Fairy lights and stars twinkled over beds of coral and white begonias, purple and pink sage, towering oak leaves and strawberry-vanilla hydrangeas and black-eyed yellow Susans as friends sipped lemonade chilled, munched on fresh seafood, read crafts and mingled in a balmy night at Beds & Borders gardens in Laurel.
During the day, this nursery is a marvel for the eyes, a paradise for butterflies and hummingbirds fluttering over multi-colored flowers, in search of nectar. But its new Friday Night in the Garden attracts those looking for an oasis of the workweek and edible delights of the human variety.
What started as a one-off idea – manager Luisa Alvarado thought she would host their annual midsummer evening plant sale and turn it into a party with food and drink – turned into a Friday night party. After painting the garden center in bright colors to make it more visible from the main road, she hung fairy lights for the affair. And there you have it, the people have come.
“We lit up the place on a Friday night, and since then people want to come back for more,” said Alvarado, who was happy to oblige. “I like to see my friends enjoying their time.”
But there was something more at stake.
“We’ve had a great year, but some of our friends haven’t,” said Alvarado, who runs the garden center while her husband Freddy is responsible for growing their wholesale operation. “I wanted to support my community and the Latino vendors who didn’t have it easy during the pandemic.”
The 25-acre patch of flora and fauna known as the Gardens is more of a sanctuary than a stand of plants. “This place is magical,” said Alvarado, from Guatemala City who lost her mother when she was seven and didn’t have much home growing up. “This community is my refuge. I love my clients and my new family here, and we wanted to give back.
After her mother’s death, Alvarado’s older sister moved to New Jersey, worked in restaurants and the cafeteria at Princeton University, earning enough to send her to Guatemala to educate Luisa. After graduating from college, she moved to Florida to live with her father, who had separated from her.

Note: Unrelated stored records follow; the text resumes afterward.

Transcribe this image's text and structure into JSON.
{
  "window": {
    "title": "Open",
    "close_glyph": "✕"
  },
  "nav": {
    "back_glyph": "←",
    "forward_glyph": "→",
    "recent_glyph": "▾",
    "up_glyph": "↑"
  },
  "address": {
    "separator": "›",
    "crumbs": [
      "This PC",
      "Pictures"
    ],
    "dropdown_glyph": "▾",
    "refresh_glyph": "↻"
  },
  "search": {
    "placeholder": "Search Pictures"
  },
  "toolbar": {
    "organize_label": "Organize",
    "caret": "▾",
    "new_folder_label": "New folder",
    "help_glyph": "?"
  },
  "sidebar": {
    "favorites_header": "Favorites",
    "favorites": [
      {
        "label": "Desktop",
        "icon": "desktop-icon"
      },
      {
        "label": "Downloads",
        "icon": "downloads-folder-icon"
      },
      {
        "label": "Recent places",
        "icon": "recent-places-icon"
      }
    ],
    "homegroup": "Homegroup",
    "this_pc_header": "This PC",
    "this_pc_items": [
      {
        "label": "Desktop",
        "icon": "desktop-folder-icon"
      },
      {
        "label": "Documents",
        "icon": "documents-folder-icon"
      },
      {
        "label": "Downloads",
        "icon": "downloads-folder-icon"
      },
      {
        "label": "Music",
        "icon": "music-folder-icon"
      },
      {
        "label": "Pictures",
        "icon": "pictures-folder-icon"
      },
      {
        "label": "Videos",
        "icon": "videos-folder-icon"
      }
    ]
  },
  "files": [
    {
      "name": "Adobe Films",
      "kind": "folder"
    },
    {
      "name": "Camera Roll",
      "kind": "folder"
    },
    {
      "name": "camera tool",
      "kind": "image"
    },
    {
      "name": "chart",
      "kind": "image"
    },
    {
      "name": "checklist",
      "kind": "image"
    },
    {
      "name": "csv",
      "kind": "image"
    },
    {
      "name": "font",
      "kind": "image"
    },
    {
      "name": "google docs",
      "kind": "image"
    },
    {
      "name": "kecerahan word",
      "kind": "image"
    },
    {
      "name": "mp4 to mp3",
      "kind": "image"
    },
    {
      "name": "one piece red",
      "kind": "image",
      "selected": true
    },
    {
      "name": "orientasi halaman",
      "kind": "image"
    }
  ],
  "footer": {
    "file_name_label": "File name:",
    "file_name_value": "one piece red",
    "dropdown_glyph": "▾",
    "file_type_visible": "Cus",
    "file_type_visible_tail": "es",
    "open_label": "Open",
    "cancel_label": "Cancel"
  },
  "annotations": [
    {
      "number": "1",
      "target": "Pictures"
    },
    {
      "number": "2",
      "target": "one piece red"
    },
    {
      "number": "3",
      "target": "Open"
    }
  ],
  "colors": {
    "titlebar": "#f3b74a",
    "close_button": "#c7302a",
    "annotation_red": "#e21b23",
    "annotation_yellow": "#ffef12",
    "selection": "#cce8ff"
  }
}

Eventually, she moved to New Jersey to be with her sister in 2010 and discovered North Fork through her childhood friend Angelica, whom she found on Facebook. As fate willed it, the day she reunited with Angelica, Alvarado met her future husband, another native of Guatemala. The two married in 2013 and began renting the Beds & Borders gardens soon after to owner Kevin Cande, widower of its founder, Kathryn Pufah, who died of melanoma in 2003.

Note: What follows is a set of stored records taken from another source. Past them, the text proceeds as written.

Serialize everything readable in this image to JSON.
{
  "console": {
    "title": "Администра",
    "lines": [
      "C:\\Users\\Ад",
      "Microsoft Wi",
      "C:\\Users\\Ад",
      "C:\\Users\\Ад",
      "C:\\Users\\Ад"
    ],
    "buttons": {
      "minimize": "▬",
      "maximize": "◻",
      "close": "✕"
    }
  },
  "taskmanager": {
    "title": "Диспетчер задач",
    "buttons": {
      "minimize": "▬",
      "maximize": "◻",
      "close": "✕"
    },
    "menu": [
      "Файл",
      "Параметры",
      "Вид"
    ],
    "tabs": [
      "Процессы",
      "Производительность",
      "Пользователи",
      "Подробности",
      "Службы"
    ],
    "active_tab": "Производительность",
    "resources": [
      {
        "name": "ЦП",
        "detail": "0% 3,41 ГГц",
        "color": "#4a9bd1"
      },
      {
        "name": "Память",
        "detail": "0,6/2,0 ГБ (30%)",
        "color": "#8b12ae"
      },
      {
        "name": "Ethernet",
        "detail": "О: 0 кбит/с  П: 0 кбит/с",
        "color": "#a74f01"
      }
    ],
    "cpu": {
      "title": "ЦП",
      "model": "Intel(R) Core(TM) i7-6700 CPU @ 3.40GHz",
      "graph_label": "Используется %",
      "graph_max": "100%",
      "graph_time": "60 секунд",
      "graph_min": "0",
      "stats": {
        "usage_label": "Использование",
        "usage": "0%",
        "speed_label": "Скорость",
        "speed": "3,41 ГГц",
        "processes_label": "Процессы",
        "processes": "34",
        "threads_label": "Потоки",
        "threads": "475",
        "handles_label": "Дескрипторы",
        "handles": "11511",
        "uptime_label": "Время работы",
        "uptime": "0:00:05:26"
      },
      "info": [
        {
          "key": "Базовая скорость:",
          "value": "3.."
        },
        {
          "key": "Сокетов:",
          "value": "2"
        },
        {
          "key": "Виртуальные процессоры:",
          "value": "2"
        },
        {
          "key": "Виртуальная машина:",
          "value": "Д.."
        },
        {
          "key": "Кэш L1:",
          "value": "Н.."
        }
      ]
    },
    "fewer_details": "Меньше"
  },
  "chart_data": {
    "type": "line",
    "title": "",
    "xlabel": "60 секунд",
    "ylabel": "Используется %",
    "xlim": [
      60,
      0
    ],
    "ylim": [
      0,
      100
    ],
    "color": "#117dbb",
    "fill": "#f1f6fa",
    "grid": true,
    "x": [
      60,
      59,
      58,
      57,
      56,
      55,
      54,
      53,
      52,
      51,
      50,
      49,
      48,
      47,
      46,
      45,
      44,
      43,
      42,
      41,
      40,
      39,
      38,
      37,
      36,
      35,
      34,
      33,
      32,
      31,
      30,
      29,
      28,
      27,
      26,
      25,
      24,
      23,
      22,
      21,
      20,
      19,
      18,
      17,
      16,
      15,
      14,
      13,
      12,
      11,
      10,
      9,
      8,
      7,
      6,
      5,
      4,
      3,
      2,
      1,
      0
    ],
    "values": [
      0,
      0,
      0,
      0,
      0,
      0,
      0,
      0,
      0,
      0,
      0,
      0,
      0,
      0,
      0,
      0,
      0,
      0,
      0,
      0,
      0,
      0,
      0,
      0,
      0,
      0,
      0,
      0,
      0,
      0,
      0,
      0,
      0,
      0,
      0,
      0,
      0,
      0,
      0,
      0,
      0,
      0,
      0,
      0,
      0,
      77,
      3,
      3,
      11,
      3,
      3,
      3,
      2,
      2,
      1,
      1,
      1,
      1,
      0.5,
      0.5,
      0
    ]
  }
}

“It was like learning to swim in the depths. I just got started, ”said Alvarado, who grew up in an urban environment, had worked in the banking industry and knew very little about horticulture when she and Freddy took over the Gardens. But the move turned out to be successful. Not only did she discover a new passion, devouring as many botany books as she could find in the library, but she and Freddy took their own roots in this fertile soil.

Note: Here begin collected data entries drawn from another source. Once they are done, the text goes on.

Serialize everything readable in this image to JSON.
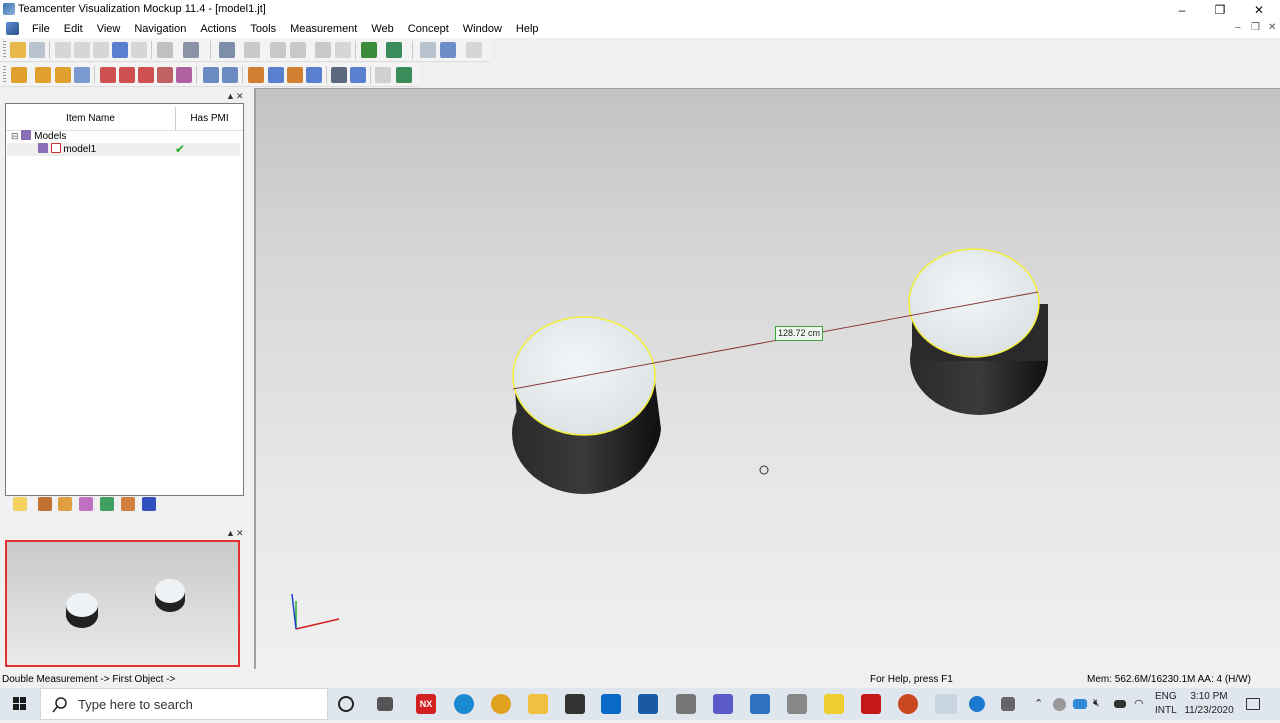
{
  "window": {
    "title": "Teamcenter Visualization Mockup 11.4 - [model1.jt]",
    "minimize": "–",
    "restore": "❐",
    "close": "✕",
    "mdi_min": "–",
    "mdi_restore": "❐",
    "mdi_close": "✕"
  },
  "menu": [
    "File",
    "Edit",
    "View",
    "Navigation",
    "Actions",
    "Tools",
    "Measurement",
    "Web",
    "Concept",
    "Window",
    "Help"
  ],
  "tree": {
    "col_item_name": "Item Name",
    "col_has_pmi": "Has PMI",
    "root_label": "Models",
    "child_label": "model1",
    "child_has_pmi": "✔"
  },
  "panel_buttons": {
    "pin": "▲",
    "close": "✕"
  },
  "viewport": {
    "measurement_label": "128.72 cm"
  },
  "status": {
    "left": "Double Measurement -> First Object ->",
    "help": "For Help, press F1",
    "mem": "Mem: 562.6M/16230.1M  AA: 4 (H/W)"
  },
  "taskbar": {
    "search_placeholder": "Type here to search",
    "lang_top": "ENG",
    "lang_bottom": "INTL",
    "time": "3:10 PM",
    "date": "11/23/2020",
    "nx_label": "NX"
  },
  "colors": {
    "accent_red": "#e23030",
    "highlight_yellow": "#f2ef3a",
    "pmi_green": "#22aa22"
  }
}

“Maiddy was born that first year and I was at work three days later,” said Alvarado, now a mother of three.
Any weekend, you can find Maiddy, now 6, selling homemade lemonade with her brother Marcello, 4, while Maya, 15 months, dashes out. But the real stars of their Friday nights aren’t the kids, as adorable as they are, or even her rainbow assortment of annuals, perennials, succulents, shrubs, flower arrangements and flowers. tropical flowers – although they have a way of shining in starlight and will be deeply cut this Labor Day. It’s time to shine for the region’s little-known chefs, food suppliers, musicians, artisans and entrepreneurs, which she lovingly takes under her wings.
“I try to give them the exposure that they are struggling to get on their own,” said Alvarado, who has become like a sister to Balo Alvarez, who served his delicious ceviche, made with fresh squid and local, shrimp, octopus and peppers. , red onions and topped with North Fork-grown cilantro microgreens and stuffings, or baked seafood cakes that have become a cult favorite. After 12 years working behind the scenes as a chef at Southold Fish Market and then helping set up various Lucharito outposts locally, he took a small business course at Stony University. Brook and started Balo’s Foods, a restaurant business and soon to be a food truck.
She has also included vendors like Cornell Oysters, sweet and savory snacks from bakery company Tr (eaterly), singer-songwriter Deanna Hudson, and art by North Fork artist Kara Hoblin, who painted a bright hummingbird-themed mural in the gardens earlier this summer. This weekend, Alvarado will showcase ceviche and lobster rolls from Balo’s Foods, beach jewelry and accessories from Sea Finds, handcrafted crochet accessories by Blue Merino Designs, seashells from Marni B, eco-friendly bags from Just Burlap Bags and of course, lemonade from Maiddy.
And if you can’t come this week, Alvarado says she will keep having fun until fall, switching to cold weather food and accessories.
Friday evenings at the Gardens are weekly from 5 pm to 9 pm 600 Laurel Lane, Laurel; 631-298-1836.